Electricity will be sold under a 25-year US dollar-denominated power purchase agreement (PPA) with the Egyptian Electricity Transmission Company (EETC), backed by a sovereign guarantee.
The project will roll out in two phases: the first, comprising 561MW of solar and the whole battery system, is due online in early 2026; the remaining 564MW is expected later that year.
To fund the build, Scatec secured $120 million in equity bridge loans—$90 million from the Arab Energy Fund (maturing in Q2 2028) and $30 million from the EBRD (maturing in Q1 2027).
The financing defers equity injections until construction is complete.

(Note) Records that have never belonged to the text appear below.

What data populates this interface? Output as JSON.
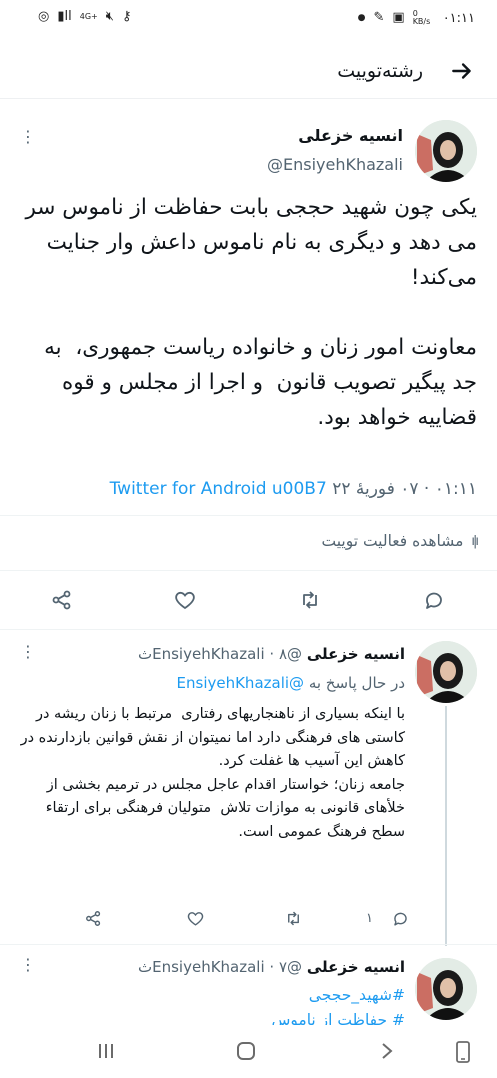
{
  "status_bar": {
    "time": "۰۱:۱۱",
    "speed": "0 KB/s",
    "network": "4G+"
  },
  "app_bar": {
    "title": "رشته‌توییت"
  },
  "main_tweet": {
    "author_name": "انسیه خزعلی",
    "author_handle": "@EnsiyehKhazali",
    "text": "یکی چون شهید حججی بابت حفاظت از ناموس سر می دهد و دیگری به نام ناموس داعش وار جنایت می‌کند!\n\nمعاونت امور زنان و خانواده ریاست جمهوری،  به جد پیگیر تصویب قانون  و اجرا از مجلس و قوه قضاییه خواهد بود.",
    "timestamp": "۰۱:۱۱ · ۰۷ فوریهٔ ۲۲",
    "source": "Twitter for Android u00B7",
    "activity_label": "مشاهده فعالیت توییت"
  },
  "replies": [
    {
      "author_name": "انسیه خزعلی",
      "author_handle": "@EnsiyehKhazali",
      "time": "۸ث",
      "replying_prefix": "در حال پاسخ به",
      "replying_to": "@EnsiyehKhazali",
      "text": "با اینکه بسیاری از ناهنجاریهای رفتاری  مرتبط با زنان ریشه در کاستی های فرهنگی دارد اما نمیتوان از نقش قوانین بازدارنده در کاهش این آسیب ها غفلت کرد.\nجامعه زنان؛ خواستار اقدام عاجل مجلس در ترمیم بخشی از خلأهای قانونی به موازات تلاش  متولیان فرهنگی برای ارتقاء سطح فرهنگ عمومی است.",
      "reply_count": "۱"
    },
    {
      "author_name": "انسیه خزعلی",
      "author_handle": "@EnsiyehKhazali",
      "time": "۷ث",
      "hashtag": "#شهید_حججی",
      "partial_text": "# حفاظت از ناموس"
    }
  ],
  "colors": {
    "link": "#1d9bf0",
    "muted": "#536471",
    "text": "#0f1419"
  }
}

Scatec has also signed a mandate with a consortium of development finance institutions to provide long-term, non-recourse debt.
Financial close is anticipated in the coming months, and talks with potential equity partners are ongoing.
The total investment in the project is estimated at $590 million, around 80 percent of which will be covered by project debt. Scatec will handle engineering, procurement, and construction (EPC), as well as long-term operations and asset management.
The EPC scope, representing roughly 70 percent of the total cost, has been optimized to maintain profitability and reduce capital needs.
“This groundbreaking project is a major milestone in Egypt’s renewable energy ambitions,” said Scatec CEO Terje Pilskog. “It cements our leadership in the region and leverages our strong track record in hybrid solar developments.”
The project will be one of Egypt’s first hybrid renewable energy installations, serving as a pilot for broader adoption of battery-integrated solar.
It is being developed under the energy pillar of Egypt’s Nexus on Water, Food and Energy (NWFE) initiative, launched at COP27, to position the country as a regional renewables hub.
The plant will cut CO₂ emissions by 1.36 million tonnes annually while supporting grid stability and meeting rising electricity demand.
Egypt, a founding EBRD member, has received more than €13.8 billion in investment across 201 projects since 2012, spanning energy, water infrastructure, transport, finance and manufacturing.